Dans les couloirs oubliés de la crypte de ceux qu’on ne lit plus, Joseph de Maistre (1753-1821) occupe un prestigieux tombeau. Si la plupart des désenchantés que nous sommes n’ont plus les yeux pour lire les vitupérations de l’auteur savoyard, anti-républicain monarchiste et théocratique, il n’en demeure pas moins que celui-ci a apposé un large sceau à la pensée d’un XIXe siècle en pleine reconstruction intellectuelle, au crépuscule de l’ancienne société.
Ses Considérations sur la France, rédigées en 1797, ne laissent pas de montrer que Maistre fut un visionnaire des prévisibles béances de la modernité, et un fieffé écorcheur, un infatigable bourreau de l’esprit d’un XVIIIe siècle pédantesquement qualifié de lumineux.
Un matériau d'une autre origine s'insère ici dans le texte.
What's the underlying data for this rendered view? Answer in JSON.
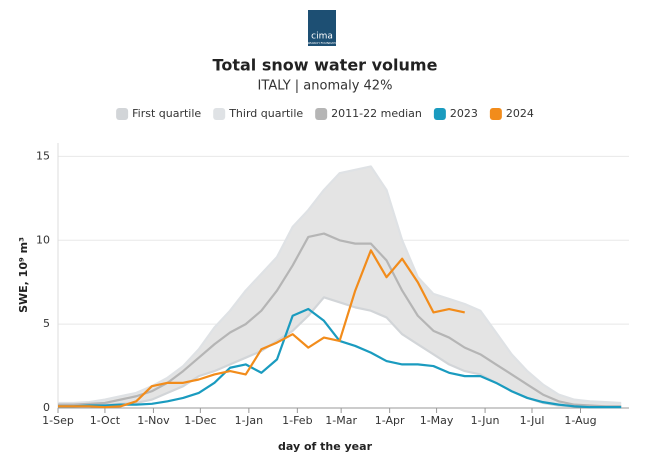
{
  "logo": {
    "text": "cima",
    "subtitle": "RESEARCH FOUNDATION"
  },
  "chart_data": {
    "type": "line",
    "title": "Total snow water volume",
    "subtitle": "ITALY | anomaly 42%",
    "x_label": "day of the year",
    "y_label": "SWE, 10⁹ m³",
    "x": [
      0,
      10,
      20,
      30,
      40,
      50,
      60,
      70,
      80,
      90,
      100,
      110,
      120,
      130,
      140,
      150,
      160,
      170,
      180,
      190,
      200,
      210,
      220,
      230,
      240,
      250,
      260,
      270,
      280,
      290,
      300,
      310,
      320,
      330,
      340,
      350,
      360
    ],
    "xlim": [
      0,
      365
    ],
    "xticks": [
      {
        "value": 0,
        "label": "1-Sep"
      },
      {
        "value": 30,
        "label": "1-Oct"
      },
      {
        "value": 61,
        "label": "1-Nov"
      },
      {
        "value": 91,
        "label": "1-Dec"
      },
      {
        "value": 122,
        "label": "1-Jan"
      },
      {
        "value": 153,
        "label": "1-Feb"
      },
      {
        "value": 181,
        "label": "1-Mar"
      },
      {
        "value": 212,
        "label": "1-Apr"
      },
      {
        "value": 242,
        "label": "1-May"
      },
      {
        "value": 273,
        "label": "1-Jun"
      },
      {
        "value": 303,
        "label": "1-Jul"
      },
      {
        "value": 334,
        "label": "1-Aug"
      }
    ],
    "ylim": [
      0,
      15.8
    ],
    "yticks": [
      0,
      5,
      10,
      15
    ],
    "grid": true,
    "band": {
      "lower": 0,
      "upper": 1,
      "color": "#e4e4e4"
    },
    "series": [
      {
        "name": "First quartile",
        "color": "#d2d5d8",
        "values": [
          0.1,
          0.1,
          0.1,
          0.2,
          0.25,
          0.3,
          0.5,
          0.9,
          1.3,
          1.9,
          2.2,
          2.6,
          3.0,
          3.4,
          4.0,
          4.6,
          5.5,
          6.6,
          6.3,
          6.0,
          5.8,
          5.4,
          4.4,
          3.8,
          3.2,
          2.6,
          2.2,
          2.0,
          1.5,
          1.0,
          0.6,
          0.3,
          0.15,
          0.1,
          0.1,
          0.1,
          0.1
        ]
      },
      {
        "name": "Third quartile",
        "color": "#dfe2e5",
        "values": [
          0.3,
          0.3,
          0.35,
          0.5,
          0.7,
          0.9,
          1.3,
          1.8,
          2.5,
          3.5,
          4.8,
          5.8,
          7.0,
          8.0,
          9.0,
          10.8,
          11.8,
          13.0,
          14.0,
          14.2,
          14.4,
          13.0,
          10.0,
          7.8,
          6.8,
          6.5,
          6.2,
          5.8,
          4.5,
          3.2,
          2.2,
          1.4,
          0.8,
          0.5,
          0.4,
          0.35,
          0.3
        ]
      },
      {
        "name": "2011-22 median",
        "color": "#b5b5b5",
        "values": [
          0.2,
          0.2,
          0.25,
          0.3,
          0.5,
          0.7,
          1.0,
          1.5,
          2.2,
          3.0,
          3.8,
          4.5,
          5.0,
          5.8,
          7.0,
          8.5,
          10.2,
          10.4,
          10.0,
          9.8,
          9.8,
          8.8,
          7.0,
          5.5,
          4.6,
          4.2,
          3.6,
          3.2,
          2.6,
          2.0,
          1.4,
          0.8,
          0.4,
          0.2,
          0.15,
          0.1,
          0.1
        ]
      },
      {
        "name": "2023",
        "color": "#1a9bbf",
        "values": [
          0.1,
          0.1,
          0.15,
          0.15,
          0.2,
          0.2,
          0.25,
          0.4,
          0.6,
          0.9,
          1.5,
          2.4,
          2.6,
          2.1,
          2.9,
          5.5,
          5.9,
          5.2,
          4.0,
          3.7,
          3.3,
          2.8,
          2.6,
          2.6,
          2.5,
          2.1,
          1.9,
          1.9,
          1.5,
          1.0,
          0.6,
          0.35,
          0.2,
          0.1,
          0.05,
          0.05,
          0.05
        ]
      },
      {
        "name": "2024",
        "color": "#f28c1b",
        "values": [
          0.1,
          0.1,
          0.1,
          0.05,
          0.1,
          0.4,
          1.3,
          1.5,
          1.5,
          1.7,
          2.0,
          2.2,
          2.0,
          3.5,
          3.9,
          4.4,
          3.6,
          4.2,
          4.0,
          7.0,
          9.4,
          7.8,
          8.9,
          7.5,
          5.7,
          5.9,
          5.7,
          null,
          null,
          null,
          null,
          null,
          null,
          null,
          null,
          null,
          null
        ]
      }
    ]
  }
}
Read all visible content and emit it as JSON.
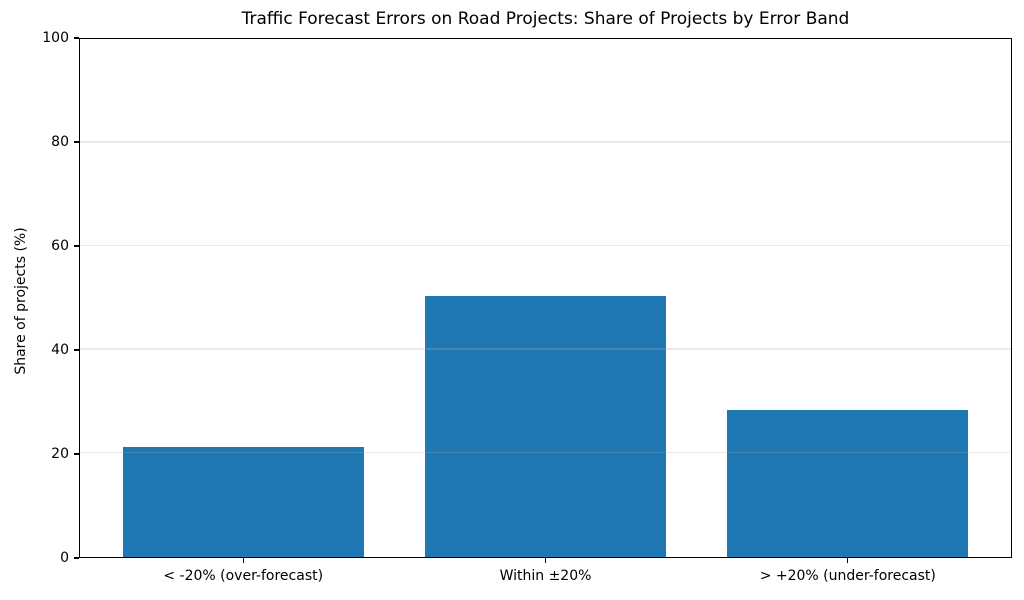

Comme le soulignaient Emil Cioran ou Roland Barthes, sa lecture peut être motivée par un plaisir dilettante plutôt que par une quelconque adhésion, tant ses énoncés peuvent heurter la craintive sensibilité d’une époque qui oublie de penser, tout comme par la curiosité intellectuelle de découvrir celui qui fut, notamment, le maître à penser de Charles Baudelaire.
Critique anthropo-théologique de l’idéal émancipateur des Lumières
Pour lui et nombre d’antimodernes après lui, les individus sont surdéterminés par le péché originel, et un mal inhérent transcende une société inguérissable, que tentent de canaliser l’ordre politique et la religion. Sans la civilisation, qui n’est rien d’autre que le dressage des natures, l’homme n’est pas le «bon sauvage» que Rousseau se plaît à imaginer dans son Discours sur l’origine et les fondements de l’inégalité parmi les hommes. Il est au contraire une créature inféodée par ses appétits, sa volonté de puissance et de conquête. Bien loin des fantasmagories que la littérature de son époque répand, Maistre voit en général dans l’œuvre de Rousseau et de Voltaire les conditions théoriques de la Terreur, que la Révolution ne manquera pas d’incarner dans la brutalité de l’acculturation républicaine.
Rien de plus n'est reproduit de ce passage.